Split Fiction – im Test (PS5)

Seite 1

Spiel:Split FictionPublisher:Electronic ArtsDeveloper:HazelightGenre:Action-AdventureGetestet für:PS5Erhältlich für:PS5, XSXUSK:12Erschienen in:4 / 2025

Links von mir ertönt es: ”Das Spiel macht mich fertig!” Im Flackerlicht des Fernsehers erkenne ich den konzentrierten Gesichtsausdruck meines Mannes, der sich angespannt auf die Lippe beißt. Eine Schweißperle glitzert auf seiner Stirn und auch die Hände, die den Controller meiner PS5 umklammern, sind feucht von all dem Stress, den Split Fiction ihm offensichtlich bereitet. ”Ich hasse Zeitdruck!”, sagt Marcus und sinkt endlich entspannt in den Sessel zurück, als die Zwischensequenz verrät, dass die durchgeknallte KI der Gameshow final besiegt und die Bombe nach dem 17. Anlauf nicht mehr explodiert ist. Während wir gerade eine mittel­schwere Ehekrise abgewendet haben, weil für Marcus als Gelegenheitsspieler manche Sprungpassagen einfach herausfordernder sind als die Besteigung des K2, denke ich zurück an ein Wochenende im März 2021.

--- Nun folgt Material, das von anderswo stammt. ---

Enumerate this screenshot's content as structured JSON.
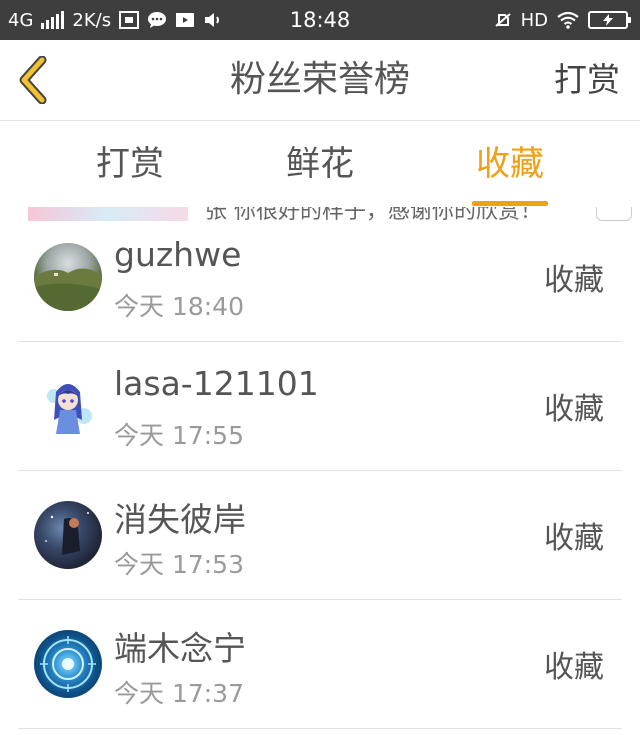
{
  "status_bar": {
    "network": "4G",
    "speed": "2K/s",
    "time": "18:48",
    "hd": "HD",
    "battery_icon": "battery-charging-icon"
  },
  "header": {
    "title": "粉丝荣誉榜",
    "right_action": "打赏",
    "back_icon": "chevron-left-icon",
    "accent_color": "#f0a016"
  },
  "tabs": [
    {
      "label": "打赏",
      "active": false
    },
    {
      "label": "鲜花",
      "active": false
    },
    {
      "label": "收藏",
      "active": true
    }
  ],
  "peek": {
    "text": "张 你很好的样子，感谢你的欣赏！"
  },
  "fans": [
    {
      "name": "guzhwe",
      "time": "今天 18:40",
      "action": "收藏",
      "avatar": "landscape-photo"
    },
    {
      "name": "lasa-121101",
      "time": "今天 17:55",
      "action": "收藏",
      "avatar": "anime-girl-illustration"
    },
    {
      "name": "消失彼岸",
      "time": "今天 17:53",
      "action": "收藏",
      "avatar": "dark-night-figure"
    },
    {
      "name": "端木念宁",
      "time": "今天 17:37",
      "action": "收藏",
      "avatar": "blue-zodiac-wheel"
    }
  ]
}
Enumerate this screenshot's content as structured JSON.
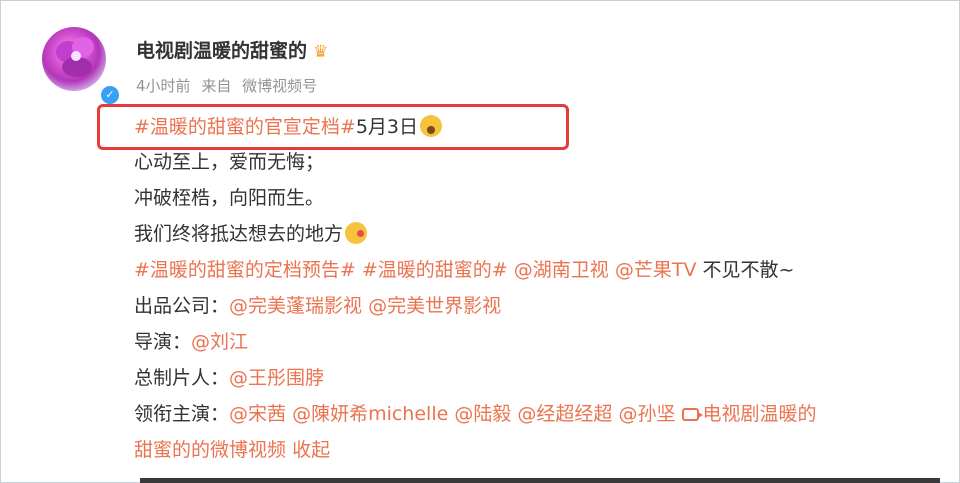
{
  "post": {
    "author": "电视剧温暖的甜蜜的",
    "author_badge": "crown-icon",
    "verified_badge": "✓",
    "time": "4小时前",
    "source_label": "来自",
    "source": "微博视频号",
    "lines": {
      "l1_tag": "#温暖的甜蜜的官宣定档#",
      "l1_text": "5月3日",
      "l2": "心动至上，爱而无悔；",
      "l3": "冲破桎梏，向阳而生。",
      "l4": "我们终将抵达想去的地方",
      "l5_tag1": "#温暖的甜蜜的定档预告#",
      "l5_tag2": "#温暖的甜蜜的#",
      "l5_m1": "@湖南卫视",
      "l5_m2": "@芒果TV",
      "l5_text": "不见不散~",
      "l6_label": "出品公司：",
      "l6_m1": "@完美蓬瑞影视",
      "l6_m2": "@完美世界影视",
      "l7_label": "导演：",
      "l7_m1": "@刘江",
      "l8_label": "总制片人：",
      "l8_m1": "@王彤围脖",
      "l9_label": "领衔主演：",
      "l9_m1": "@宋茜",
      "l9_m2": "@陳妍希michelle",
      "l9_m3": "@陆毅",
      "l9_m4": "@经超经超",
      "l9_m5": "@孙坚",
      "l9_video": "电视剧温暖的",
      "l10_video": "甜蜜的的微博视频",
      "l10_collapse": "收起"
    }
  },
  "colors": {
    "link": "#eb7350",
    "highlight_border": "#e53b3b",
    "verified": "#3aa0f3"
  }
}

Exakt die gleiche Situation hatten wir vor vier Jahren auch schon, nur waren damals eine fliegende Herzchen-Unterhose und ein garstiges Eichhörnchen schuld daran, dass wir beinahe eine Paartherapie mit Schwerpunkt ”Wie bewältigen wir gemeinsam virtuelle Probleme” beginnen wollten. Und dennoch haben wir nicht aufgegeben und lagen uns nach dem Abspann von It Takes Two wieder freudestrahlend in den Armen, während wir erschöpft, aber glücklich nach einer Fortsetzung lechzten. Denn für uns als Paar mit völlig unterschiedlichen Spielniveaus war das Werk von Hazelight eine Koop-­Offenbarung, die wir unbedingt noch einmal erleben wollten.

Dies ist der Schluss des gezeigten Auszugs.